“A novel, insightful and provocative foray into the abilities, capacities and limits of corporate power on the one hand and public power and capacities on the other hand. Eckert offers new and refine insights on core issues in the theories of public and private interest regulation.”
—David Levi Faur, Hebrew University of Jerusalem, Israel
“This impressive book breaks important ground in the regulatory governance literature by bringing in a fresh corporate perspective. Based on a set of fascinating case studies of European regulation, Eckert compellingly unpacks key facets of corporate power. A must-read for regulation scholars who often neglect the targets of regulation!”

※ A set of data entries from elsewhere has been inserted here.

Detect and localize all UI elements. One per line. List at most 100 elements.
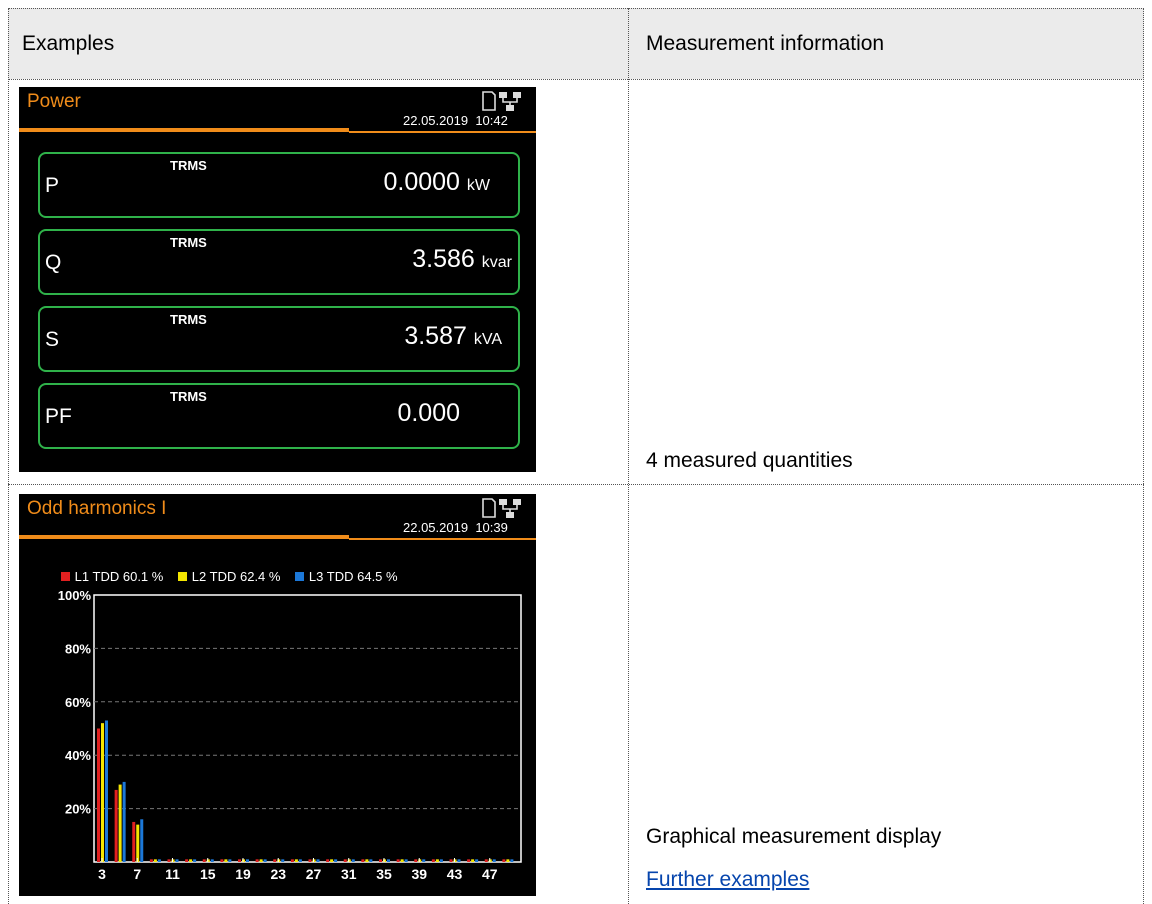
bar-l1-h17 [220,859,224,862]
bar-l1-h27 [308,859,312,862]
bar-l1-h33 [361,859,365,862]
bar-l3-h27 [316,859,320,862]
quantity-label: S [45,328,60,351]
bar-l1-h49 [502,859,506,862]
y-tick-label: 80% [65,641,91,656]
title-underline [19,128,349,132]
bar-l1-h47 [484,859,488,862]
bar-l2-h9 [153,859,157,862]
quantity-label: P [45,174,60,197]
x-tick-label: 23 [270,866,286,882]
measurement-box-s: S TRMS 3.587 kVA [38,306,520,372]
bar-l2-h17 [224,859,228,862]
screen-date: 22.05.2019 10:42 [403,113,508,128]
harmonics-chart: 100% 80% 60% 40% 20% 3 7 11 15 19 23 27 31 35 39 43 47 [58,588,522,882]
bar-l3-h21 [263,859,267,862]
x-tick-label: 39 [411,866,427,882]
bar-l3-h17 [228,859,232,862]
table-row-divider [8,484,1144,485]
bar-l1-h43 [449,859,453,862]
y-tick-label: 60% [65,695,91,710]
x-tick-label: 3 [98,866,106,882]
bar-l3-h13 [193,859,197,862]
bar-l1-h3 [97,728,100,862]
bar-l3-h19 [246,859,249,862]
x-tick-label: 47 [482,866,498,882]
quantity-label: Q [45,251,62,274]
column-header-measurement-information: Measurement information [646,32,885,55]
x-tick-label: 31 [341,866,357,882]
table-border-left [8,8,9,904]
bar-l3-h9 [157,859,161,862]
bar-l2-h49 [506,859,510,862]
quantity-value: 0.0000 kW [383,168,490,196]
bar-l3-h3 [105,720,108,862]
x-tick-label: 15 [200,866,216,882]
mode-label: TRMS [170,312,207,327]
bar-l1-h9 [149,859,153,862]
bar-l1-h29 [326,859,330,862]
x-tick-label: 43 [447,866,463,882]
table-header-divider [8,79,1144,80]
measurement-box-pf: PF TRMS 0.000 [38,383,520,449]
device-screen-power: Power 22.05.2019 10:42 P TRMS 0.0000 kW … [19,87,536,472]
bar-l3-h7 [140,819,144,862]
x-tick-label: 19 [235,866,251,882]
bar-l1-h21 [255,859,259,862]
mode-label: TRMS [170,235,207,250]
title-underline-right [349,131,536,133]
table-header-row: Examples Measurement information [8,8,1144,79]
bar-l2-h3 [101,723,104,862]
x-tick-label: 11 [165,866,180,882]
bar-l1-h41 [431,859,435,862]
bar-l1-h45 [467,859,471,862]
x-tick-label: 27 [306,866,322,882]
bar-l3-h5 [122,781,126,862]
bar-l1-h13 [185,859,189,862]
bar-l3-h37 [404,859,408,862]
bar-l1-h35 [379,859,382,862]
bar-l2-h33 [365,859,369,862]
x-tick-label: 35 [376,866,392,882]
bar-l1-h15 [202,859,206,862]
column-header-examples: Examples [22,32,115,55]
further-examples-link[interactable]: Further examples [646,868,809,892]
table-border-right [1143,8,1144,904]
quantity-value: 0.000 [397,399,460,427]
bar-l3-h39 [422,859,426,862]
document-table: Examples Measurement information Power 2… [8,8,1144,904]
bar-l3-h31 [351,859,355,862]
bar-l3-h35 [387,859,390,862]
bar-l1-h37 [396,859,400,862]
bar-l3-h15 [210,859,214,862]
y-tick-label: 20% [65,802,91,817]
bar-l3-h29 [334,859,338,862]
table-border-top [8,8,1144,9]
y-tick-label: 100% [58,588,92,603]
bar-l2-h25 [294,859,298,862]
bar-l1-h39 [414,859,418,862]
bar-l2-h21 [259,859,263,862]
bar-l1-h25 [290,859,294,862]
bar-l3-h43 [457,859,461,862]
bar-l3-h41 [439,859,443,862]
bar-l2-h29 [330,859,334,862]
bar-l2-h7 [136,824,140,862]
measurement-box-p: P TRMS 0.0000 kW [38,152,520,218]
bar-l2-h45 [471,859,475,862]
mode-label: TRMS [170,389,207,404]
bar-l2-h13 [189,859,193,862]
sd-card-network-icon [482,91,521,111]
bar-l3-h25 [298,859,302,862]
info-measured-quantities: 4 measured quantities [646,449,853,472]
quantity-value: 3.586 kvar [412,245,512,273]
device-screen-harmonics: Odd harmonics I 22.05.2019 10:39 L1 TDD … [19,494,536,896]
bar-l1-h19 [238,859,241,862]
bar-l3-h11 [175,859,179,862]
mode-label: TRMS [170,158,207,173]
quantity-label: PF [45,405,72,428]
x-tick-label: 7 [133,866,141,882]
bar-l2-h5 [118,784,122,862]
bar-l1-h11 [167,859,171,862]
bar-l1-h31 [343,859,347,862]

—Burkard Eberlein, York University, Canada
“This book offers systematic and empirically fascinating insights into the regulatory power of corporations which unfolds outside the traditional political arenas. Its policy effects have important implications for the target groups of regulation, the general public, and the democratic political process as such. The conceptualization and use of rich empirical sources make for a compelling read.”

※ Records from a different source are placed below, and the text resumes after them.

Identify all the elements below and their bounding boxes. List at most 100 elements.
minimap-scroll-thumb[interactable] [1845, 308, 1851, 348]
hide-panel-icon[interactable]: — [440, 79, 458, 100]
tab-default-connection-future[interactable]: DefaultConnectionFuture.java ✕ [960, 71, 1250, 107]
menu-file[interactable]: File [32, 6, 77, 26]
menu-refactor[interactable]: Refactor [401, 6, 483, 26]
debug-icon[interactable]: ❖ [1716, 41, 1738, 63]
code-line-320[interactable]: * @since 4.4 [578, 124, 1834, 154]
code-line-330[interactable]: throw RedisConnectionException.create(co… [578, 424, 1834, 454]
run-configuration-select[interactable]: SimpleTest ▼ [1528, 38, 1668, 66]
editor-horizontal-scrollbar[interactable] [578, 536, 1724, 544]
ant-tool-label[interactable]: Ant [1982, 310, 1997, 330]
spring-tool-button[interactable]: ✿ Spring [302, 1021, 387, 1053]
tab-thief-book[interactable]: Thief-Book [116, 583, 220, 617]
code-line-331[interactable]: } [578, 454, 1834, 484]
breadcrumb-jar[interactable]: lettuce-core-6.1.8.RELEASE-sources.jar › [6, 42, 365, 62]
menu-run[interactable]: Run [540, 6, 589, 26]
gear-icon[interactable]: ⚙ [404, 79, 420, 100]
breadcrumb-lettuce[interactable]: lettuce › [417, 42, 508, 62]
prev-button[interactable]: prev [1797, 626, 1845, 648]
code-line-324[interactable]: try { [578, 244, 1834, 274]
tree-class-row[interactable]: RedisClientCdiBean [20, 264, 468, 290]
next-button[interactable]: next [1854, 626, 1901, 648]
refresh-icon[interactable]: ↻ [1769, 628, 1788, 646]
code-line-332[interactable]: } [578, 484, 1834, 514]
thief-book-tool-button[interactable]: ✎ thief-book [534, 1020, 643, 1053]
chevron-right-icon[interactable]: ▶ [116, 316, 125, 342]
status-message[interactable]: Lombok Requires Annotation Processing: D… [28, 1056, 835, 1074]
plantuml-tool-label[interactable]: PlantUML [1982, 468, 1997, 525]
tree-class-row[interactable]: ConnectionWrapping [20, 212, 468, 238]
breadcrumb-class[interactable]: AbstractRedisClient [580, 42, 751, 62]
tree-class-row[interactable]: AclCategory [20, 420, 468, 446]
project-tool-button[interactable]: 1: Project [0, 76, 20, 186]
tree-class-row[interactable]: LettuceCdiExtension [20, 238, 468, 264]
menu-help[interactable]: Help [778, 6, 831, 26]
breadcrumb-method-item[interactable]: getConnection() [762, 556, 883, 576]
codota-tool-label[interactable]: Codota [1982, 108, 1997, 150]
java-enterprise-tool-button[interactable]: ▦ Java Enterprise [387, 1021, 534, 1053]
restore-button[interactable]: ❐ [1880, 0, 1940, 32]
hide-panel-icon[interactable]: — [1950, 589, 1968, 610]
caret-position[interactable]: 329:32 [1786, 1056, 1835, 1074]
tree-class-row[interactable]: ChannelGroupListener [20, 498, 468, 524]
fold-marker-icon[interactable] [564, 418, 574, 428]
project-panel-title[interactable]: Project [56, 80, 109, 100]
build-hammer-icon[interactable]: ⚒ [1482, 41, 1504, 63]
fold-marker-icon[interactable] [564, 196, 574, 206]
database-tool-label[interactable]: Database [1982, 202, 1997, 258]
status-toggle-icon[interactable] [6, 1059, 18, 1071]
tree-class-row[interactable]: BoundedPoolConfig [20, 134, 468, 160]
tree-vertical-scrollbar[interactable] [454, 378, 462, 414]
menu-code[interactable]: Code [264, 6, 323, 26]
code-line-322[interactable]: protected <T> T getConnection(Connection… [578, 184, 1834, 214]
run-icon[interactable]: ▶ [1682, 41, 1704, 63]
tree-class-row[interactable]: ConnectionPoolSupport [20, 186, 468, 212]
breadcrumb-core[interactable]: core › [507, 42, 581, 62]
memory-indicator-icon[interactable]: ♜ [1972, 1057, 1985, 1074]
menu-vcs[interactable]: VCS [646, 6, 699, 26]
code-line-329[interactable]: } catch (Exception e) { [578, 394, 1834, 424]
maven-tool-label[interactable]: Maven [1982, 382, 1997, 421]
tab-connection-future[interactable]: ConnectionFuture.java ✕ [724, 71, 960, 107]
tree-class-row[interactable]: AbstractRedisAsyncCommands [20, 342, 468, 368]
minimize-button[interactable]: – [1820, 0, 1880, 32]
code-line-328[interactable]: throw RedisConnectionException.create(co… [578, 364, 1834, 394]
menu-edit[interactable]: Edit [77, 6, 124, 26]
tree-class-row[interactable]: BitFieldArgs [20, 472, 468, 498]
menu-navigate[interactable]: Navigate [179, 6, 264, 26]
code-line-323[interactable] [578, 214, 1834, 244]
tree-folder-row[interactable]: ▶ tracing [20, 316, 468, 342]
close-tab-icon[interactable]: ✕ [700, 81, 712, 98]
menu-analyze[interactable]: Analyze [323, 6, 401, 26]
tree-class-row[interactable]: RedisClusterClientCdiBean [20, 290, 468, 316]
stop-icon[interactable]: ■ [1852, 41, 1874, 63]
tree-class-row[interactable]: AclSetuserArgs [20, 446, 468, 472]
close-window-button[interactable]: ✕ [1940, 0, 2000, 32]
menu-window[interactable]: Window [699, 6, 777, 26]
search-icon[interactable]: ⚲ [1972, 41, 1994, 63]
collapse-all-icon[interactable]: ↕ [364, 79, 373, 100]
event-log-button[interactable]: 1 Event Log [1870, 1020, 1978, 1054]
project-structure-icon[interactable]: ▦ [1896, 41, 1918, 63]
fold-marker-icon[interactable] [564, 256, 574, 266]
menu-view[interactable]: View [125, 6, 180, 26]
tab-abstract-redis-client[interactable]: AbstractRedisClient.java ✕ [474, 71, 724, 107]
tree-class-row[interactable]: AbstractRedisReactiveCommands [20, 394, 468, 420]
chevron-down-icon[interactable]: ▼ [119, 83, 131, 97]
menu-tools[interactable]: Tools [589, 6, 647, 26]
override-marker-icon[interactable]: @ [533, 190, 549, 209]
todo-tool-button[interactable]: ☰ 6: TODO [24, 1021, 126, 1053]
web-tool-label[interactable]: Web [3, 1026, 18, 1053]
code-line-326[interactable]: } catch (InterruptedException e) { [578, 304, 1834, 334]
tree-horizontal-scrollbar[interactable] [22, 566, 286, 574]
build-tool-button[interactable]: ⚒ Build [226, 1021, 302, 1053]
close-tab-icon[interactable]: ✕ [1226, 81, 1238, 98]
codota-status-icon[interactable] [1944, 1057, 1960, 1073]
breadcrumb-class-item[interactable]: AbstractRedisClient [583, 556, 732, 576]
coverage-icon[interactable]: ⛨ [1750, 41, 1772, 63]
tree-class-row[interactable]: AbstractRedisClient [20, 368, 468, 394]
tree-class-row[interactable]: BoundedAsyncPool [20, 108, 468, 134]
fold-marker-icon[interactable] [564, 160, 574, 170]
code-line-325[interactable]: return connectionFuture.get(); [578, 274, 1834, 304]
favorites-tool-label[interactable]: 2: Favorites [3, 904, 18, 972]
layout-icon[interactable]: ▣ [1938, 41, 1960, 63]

—Adrienne Héritier, European University Institute, Italy
This book takes a fresh look at corporate power in the regulatory process. It examines how corporations seek to prevent, shape, make or revoke regulation. The central argument is that in doing so, corporations utilise distinct power resources as experts, innovators and operators. By re-emphasising the proactive role of business, the book complements our acquired knowledge of policymakers’ capacity to put pressure on, or delegate power to private actors. Empirically, the book covers European consumer and environmental policies, and conducts case studies on the chemical, paper, home appliance, ICT and electricity industries. A separate chapter is dedicated to the assumption that Brexit will lead to an unprecedented result of EU regulation being lifted, and how this could put corporate power in regulation at risk. This book provides a new perspective on the policy implications of corporate power to scholars, students and practitioners alike.
Sandra Eckert is Assistant Professor of Politics in the European Multilevel System at Goethe University Frankfurt/Main, Germany. Sandra previously held positions at the Universities of Osnabrück and Berlin, and at the European University Institute in Florence. She has published widely on public policy and regulation with peer-reviewed, international publishers and journals.